A US research team is developing a so-called soft robot that looks like a long spiral noodle. It moves by rolling and can even cross a maze autonomously. However, the Spirelli-shaped device needs certain temperatures for this.

A soft robot can roll autonomously over sunlit car roofs and hot sand. Because the spiral noodle-shaped device draws its drive energy from the hot underground. By reversing its own twisting direction, the liquid crystal soft robot can change the rolling direction and thus find its way out of a mini labyrinth.

Scientists around Jie Yin from North Carolina State University in Raleigh (US state of North Carolina) describe their invention in the “Proceedings” of the US National Academy of Sciences (“PNAS”). “These soft robots demonstrate a concept called physical intelligence,” Yin is quoted as saying in a statement from his university. “This means that structural design and smart materials make it possible to navigate in different situations.”

In the manufacture of the “Spirelli” robot, a nine centimeter long liquid crystal ribbon is stretched and twisted and then hardened with ultraviolet light. It is important that there is a straight line in the center of the spiral around which the outer areas are rotated. From a surface temperature of 55 degrees Celsius, the soft robot begins to roll off very slowly. At 80 degrees, the roll speed is about 1.5 millimeters per second, at 180 degrees 3.8 millimeters per second. High temperatures in the sun reach a stationary car, a road or sand.

The robot can react to obstacles in two ways: if it senses contact near one of its two ends, it turns around the object. If, on the other hand, the soft robot hits the obstacle more in the middle, it partially unwinds and then turns over: The twisting direction changes and with it the direction in which the robot rolls.
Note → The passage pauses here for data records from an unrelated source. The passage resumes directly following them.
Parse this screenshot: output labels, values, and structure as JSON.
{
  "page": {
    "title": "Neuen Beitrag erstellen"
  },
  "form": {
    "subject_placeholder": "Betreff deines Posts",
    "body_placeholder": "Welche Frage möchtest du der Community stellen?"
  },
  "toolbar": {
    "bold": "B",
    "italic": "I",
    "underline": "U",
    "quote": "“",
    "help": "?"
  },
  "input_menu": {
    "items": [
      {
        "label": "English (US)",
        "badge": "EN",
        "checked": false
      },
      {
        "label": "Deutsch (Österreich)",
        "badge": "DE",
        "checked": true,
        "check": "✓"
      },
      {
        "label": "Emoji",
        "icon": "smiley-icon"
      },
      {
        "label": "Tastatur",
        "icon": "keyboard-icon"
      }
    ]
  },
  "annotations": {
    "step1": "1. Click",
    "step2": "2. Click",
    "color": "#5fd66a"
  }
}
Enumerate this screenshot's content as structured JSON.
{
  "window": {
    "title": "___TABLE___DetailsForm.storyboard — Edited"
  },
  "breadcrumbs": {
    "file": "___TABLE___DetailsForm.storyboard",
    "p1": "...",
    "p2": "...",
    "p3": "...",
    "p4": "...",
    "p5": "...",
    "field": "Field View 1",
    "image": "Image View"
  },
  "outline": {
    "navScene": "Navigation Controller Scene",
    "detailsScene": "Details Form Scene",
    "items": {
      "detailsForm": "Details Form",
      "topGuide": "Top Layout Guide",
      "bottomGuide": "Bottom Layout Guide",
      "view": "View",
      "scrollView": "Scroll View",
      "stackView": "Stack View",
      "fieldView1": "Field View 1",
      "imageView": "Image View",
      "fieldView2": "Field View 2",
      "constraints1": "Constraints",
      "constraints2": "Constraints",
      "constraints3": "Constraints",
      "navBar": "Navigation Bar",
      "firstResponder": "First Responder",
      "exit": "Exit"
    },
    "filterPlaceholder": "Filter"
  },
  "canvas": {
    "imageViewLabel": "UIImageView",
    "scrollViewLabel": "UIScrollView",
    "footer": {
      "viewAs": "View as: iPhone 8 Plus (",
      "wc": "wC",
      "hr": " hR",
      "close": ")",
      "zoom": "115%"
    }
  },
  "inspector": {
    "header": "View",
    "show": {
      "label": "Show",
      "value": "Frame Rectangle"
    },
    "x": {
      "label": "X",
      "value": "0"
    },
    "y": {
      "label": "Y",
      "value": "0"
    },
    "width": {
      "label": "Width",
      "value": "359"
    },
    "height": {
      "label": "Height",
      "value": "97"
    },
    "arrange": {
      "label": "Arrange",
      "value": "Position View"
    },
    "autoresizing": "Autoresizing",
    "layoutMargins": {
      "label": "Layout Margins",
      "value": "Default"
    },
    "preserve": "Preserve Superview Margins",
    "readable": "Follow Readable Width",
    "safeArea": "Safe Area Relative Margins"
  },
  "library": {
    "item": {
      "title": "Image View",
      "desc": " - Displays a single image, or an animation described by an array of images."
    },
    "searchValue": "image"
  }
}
The robot can find its way out of a mini labyrinth through multiple changes of direction, which never run in the exact opposite direction but at different angles.

The soft robot overcomes sand dunes with an incline of 15 degrees without slipping. Even if sand is thrown on him, he can spin out of it and keep rolling. Locomotion also works on fine pebbles. The soft robot can even do simple jobs: the device, which weighs just 0.36 grams, can roll an aluminum tube that is almost as heavy in front of it on a smooth surface. It can also round up scattered particles.

“The temperature required to power self-propelled locomotion on a hot surface is high for practical applications,” the researchers concede. To overcome this limitation, the crosslinking agents in the material could be changed or their concentration adjusted. This could lower the temperature at which the soft robot rolls. In addition, the device could be designed slightly asymmetrically to change direction at a larger angle when flipping over, allowing faster escape from an entrapment between two parallel walls.